The Indigenous ways of seeing the universe and our place in nature are complex, unique and the source of Indigenous art. Translating our art and culture is an ‘in-cultural’ responsibility that can not be co-opted or outsourced by ‘out-cultural’ individuals around them.
Here’s a question: “Who knows what a totem pole is?” Whatever you answer, most of you will get it wrong. Even though the cultural art and the carved poles are unique to the northwest coast of the Americans, the word ‘totem’ is not from a west coast Indigenous language.
Comparably, the capital city of Canada, Ottawa, actually comes from the Odawa, an Anishinaabe-speaking sister tribe of the Ojibway. So, the word ‘totem’ is also pronounced ‘dodem’ in Ojibway, which means ‘clan’.
Many Indigenous tribal groups have clan systems within their respective geography. As seen in drawings on ancient scrolls, the Ojibway animal clans are a complex pre-contact governing system aligned into a seven-pointed star codex.
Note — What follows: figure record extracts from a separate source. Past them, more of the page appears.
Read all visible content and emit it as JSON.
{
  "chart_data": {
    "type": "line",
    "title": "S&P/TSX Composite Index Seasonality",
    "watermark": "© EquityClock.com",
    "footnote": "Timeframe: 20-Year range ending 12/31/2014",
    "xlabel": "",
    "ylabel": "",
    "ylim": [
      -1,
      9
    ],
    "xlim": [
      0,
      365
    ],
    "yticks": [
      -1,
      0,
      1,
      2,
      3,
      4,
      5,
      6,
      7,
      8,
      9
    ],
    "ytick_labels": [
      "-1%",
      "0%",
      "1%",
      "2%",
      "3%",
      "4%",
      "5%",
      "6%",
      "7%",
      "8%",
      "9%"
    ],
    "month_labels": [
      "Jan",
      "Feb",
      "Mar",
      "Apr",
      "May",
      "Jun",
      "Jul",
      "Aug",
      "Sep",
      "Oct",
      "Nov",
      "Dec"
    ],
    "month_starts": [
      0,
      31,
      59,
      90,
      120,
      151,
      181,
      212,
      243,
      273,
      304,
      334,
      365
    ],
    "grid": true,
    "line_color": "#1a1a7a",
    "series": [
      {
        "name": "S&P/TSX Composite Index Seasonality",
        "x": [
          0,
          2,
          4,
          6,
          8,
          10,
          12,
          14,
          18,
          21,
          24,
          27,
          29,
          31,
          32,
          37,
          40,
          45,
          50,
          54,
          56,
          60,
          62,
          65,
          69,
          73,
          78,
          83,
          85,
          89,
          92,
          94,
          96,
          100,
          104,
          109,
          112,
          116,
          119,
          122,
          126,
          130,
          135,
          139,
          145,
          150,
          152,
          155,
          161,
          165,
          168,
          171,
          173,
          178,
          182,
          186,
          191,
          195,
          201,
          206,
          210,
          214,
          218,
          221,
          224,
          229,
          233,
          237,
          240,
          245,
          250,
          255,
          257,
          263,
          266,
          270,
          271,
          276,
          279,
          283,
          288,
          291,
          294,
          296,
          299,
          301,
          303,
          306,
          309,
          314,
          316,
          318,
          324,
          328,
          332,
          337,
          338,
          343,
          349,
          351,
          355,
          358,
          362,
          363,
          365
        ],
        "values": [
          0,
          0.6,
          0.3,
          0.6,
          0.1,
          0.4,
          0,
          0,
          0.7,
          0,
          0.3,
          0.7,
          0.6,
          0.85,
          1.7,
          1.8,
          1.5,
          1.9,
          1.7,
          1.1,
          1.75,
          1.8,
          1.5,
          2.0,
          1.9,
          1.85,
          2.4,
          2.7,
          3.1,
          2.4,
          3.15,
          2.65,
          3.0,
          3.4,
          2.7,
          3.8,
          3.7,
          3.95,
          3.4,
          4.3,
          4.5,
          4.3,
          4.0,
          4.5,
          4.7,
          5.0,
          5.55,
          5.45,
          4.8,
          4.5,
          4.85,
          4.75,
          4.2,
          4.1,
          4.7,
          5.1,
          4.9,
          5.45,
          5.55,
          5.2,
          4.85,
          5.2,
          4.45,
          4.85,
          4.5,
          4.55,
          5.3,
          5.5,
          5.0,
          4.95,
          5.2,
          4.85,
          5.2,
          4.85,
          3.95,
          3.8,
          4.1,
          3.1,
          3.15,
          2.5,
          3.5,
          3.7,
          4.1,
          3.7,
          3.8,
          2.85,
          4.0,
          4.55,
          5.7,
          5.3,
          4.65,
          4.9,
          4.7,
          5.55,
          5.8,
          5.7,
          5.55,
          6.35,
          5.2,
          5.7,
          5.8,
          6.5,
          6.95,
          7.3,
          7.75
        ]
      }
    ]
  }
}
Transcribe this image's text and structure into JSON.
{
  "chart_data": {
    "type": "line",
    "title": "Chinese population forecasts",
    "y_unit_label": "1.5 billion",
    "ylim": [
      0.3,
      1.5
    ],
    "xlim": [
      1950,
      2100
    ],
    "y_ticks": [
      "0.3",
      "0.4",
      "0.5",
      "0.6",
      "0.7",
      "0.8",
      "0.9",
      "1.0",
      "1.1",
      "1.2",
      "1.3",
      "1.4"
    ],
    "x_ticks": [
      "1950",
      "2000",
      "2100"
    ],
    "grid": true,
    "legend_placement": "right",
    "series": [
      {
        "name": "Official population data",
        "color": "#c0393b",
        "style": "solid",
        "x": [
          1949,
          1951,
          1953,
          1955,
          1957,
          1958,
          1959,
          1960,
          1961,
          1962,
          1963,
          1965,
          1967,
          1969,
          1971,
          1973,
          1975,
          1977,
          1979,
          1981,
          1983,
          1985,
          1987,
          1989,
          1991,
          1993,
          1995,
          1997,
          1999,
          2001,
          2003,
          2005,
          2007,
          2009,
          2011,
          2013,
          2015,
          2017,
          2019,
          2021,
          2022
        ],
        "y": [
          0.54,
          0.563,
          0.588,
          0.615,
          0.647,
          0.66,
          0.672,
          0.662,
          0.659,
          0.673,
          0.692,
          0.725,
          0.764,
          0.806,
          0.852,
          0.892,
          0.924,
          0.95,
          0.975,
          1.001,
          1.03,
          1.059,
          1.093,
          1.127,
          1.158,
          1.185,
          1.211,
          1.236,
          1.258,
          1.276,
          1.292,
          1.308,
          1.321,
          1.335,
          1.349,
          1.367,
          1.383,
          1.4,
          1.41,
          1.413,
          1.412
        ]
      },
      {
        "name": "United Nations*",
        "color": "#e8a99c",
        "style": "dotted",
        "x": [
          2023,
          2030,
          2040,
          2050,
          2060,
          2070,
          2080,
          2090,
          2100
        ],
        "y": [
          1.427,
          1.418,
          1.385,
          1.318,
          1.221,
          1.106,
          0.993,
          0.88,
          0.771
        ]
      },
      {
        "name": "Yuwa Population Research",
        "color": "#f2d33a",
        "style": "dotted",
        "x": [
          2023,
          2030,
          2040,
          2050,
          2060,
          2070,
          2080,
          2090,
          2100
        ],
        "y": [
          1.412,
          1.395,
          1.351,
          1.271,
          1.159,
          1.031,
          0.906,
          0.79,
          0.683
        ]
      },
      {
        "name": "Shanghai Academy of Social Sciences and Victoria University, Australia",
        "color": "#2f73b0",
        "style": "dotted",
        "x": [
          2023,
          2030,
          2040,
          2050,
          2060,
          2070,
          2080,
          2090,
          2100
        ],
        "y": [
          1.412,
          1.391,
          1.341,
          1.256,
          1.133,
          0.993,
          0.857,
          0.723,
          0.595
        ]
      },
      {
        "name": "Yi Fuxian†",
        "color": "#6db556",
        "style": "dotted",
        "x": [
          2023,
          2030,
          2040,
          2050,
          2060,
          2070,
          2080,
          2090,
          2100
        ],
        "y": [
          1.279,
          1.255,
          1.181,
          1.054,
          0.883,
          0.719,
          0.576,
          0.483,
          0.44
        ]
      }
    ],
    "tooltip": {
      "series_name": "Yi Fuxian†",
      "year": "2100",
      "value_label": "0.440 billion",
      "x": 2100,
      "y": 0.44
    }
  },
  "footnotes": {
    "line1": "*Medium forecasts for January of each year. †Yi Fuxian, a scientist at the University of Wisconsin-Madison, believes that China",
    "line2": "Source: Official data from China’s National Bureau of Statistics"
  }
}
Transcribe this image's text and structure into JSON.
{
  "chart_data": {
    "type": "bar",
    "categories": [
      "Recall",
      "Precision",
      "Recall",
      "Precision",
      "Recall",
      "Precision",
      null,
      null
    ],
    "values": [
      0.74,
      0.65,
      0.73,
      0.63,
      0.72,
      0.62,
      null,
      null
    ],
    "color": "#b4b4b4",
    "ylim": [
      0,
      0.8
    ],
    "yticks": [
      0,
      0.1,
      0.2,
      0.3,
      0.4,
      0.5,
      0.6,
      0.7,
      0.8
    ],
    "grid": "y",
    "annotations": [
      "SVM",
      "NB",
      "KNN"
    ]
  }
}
This totem misnomer is a colonial hangover of our shared history. As an Anishinaabe artist and educator, decolonization seems the next course of action. I take it as my responsibility to do my part through my art, both as an anecdote and an antidote, in addressing this ongoing theft.
As my mom would say, “There is no word for art in Ojibway. It’s not what you do, it’s how you do it.” Ojibway scholar James Dumont says the Anishinaabek see the world from a 360 degree perspective, an all-inclusive view needed more now than ever before.
Over the years, Indigenous Peoples, primarily women, have challenged and “called out” the misuse and misrepresentation of Indigenous art and culture in mainstream media. Sadly, the issues have not received public recognition until a male Indigenous artist speaks up. So, as an Anishinaabe mizinbiige-nini, and Ojibway artist and man, I am listening, miinwaa miigwetch—thank you for being defenders of our culture, Mizinbiige Ogiichitaa Kwewok, image warrior women.
It is important to recognize that most Indigenous languages in the Americas are verb-based—action words in tune with the natural world, where words are animate, with spirit, alive, living; or in-animate, not living. One of my language teachers, Doris Boissineau baa, pointed out that our art is not without spiritual thought. “The drawing is not of ‘a bear’, it becomes ‘the bear’, with spirit, alive….”
Our art is spiritually sourced and needs cultural insiders to translate. Anything else is gibberish and disrespectful, misleading the culture stolen.
The harm caused by cultural appropriation can lead to identity confusion, cultural distortion and spiritual damage of Indigenous Peoples. This alone should be enough to encourage ally artists, media outlets and institutions to work with Indigenous members in the long journey from decolonization to cultural revitalization in our shared history.
William Morin is an Ojibway Anishinaabe artist from Michipicoten Anishinaabek (Mishibikwedenong), Indigenous activist, and professor of Indigenous Studies at the University of Sudbury in Sudbury, Ontario, Canada.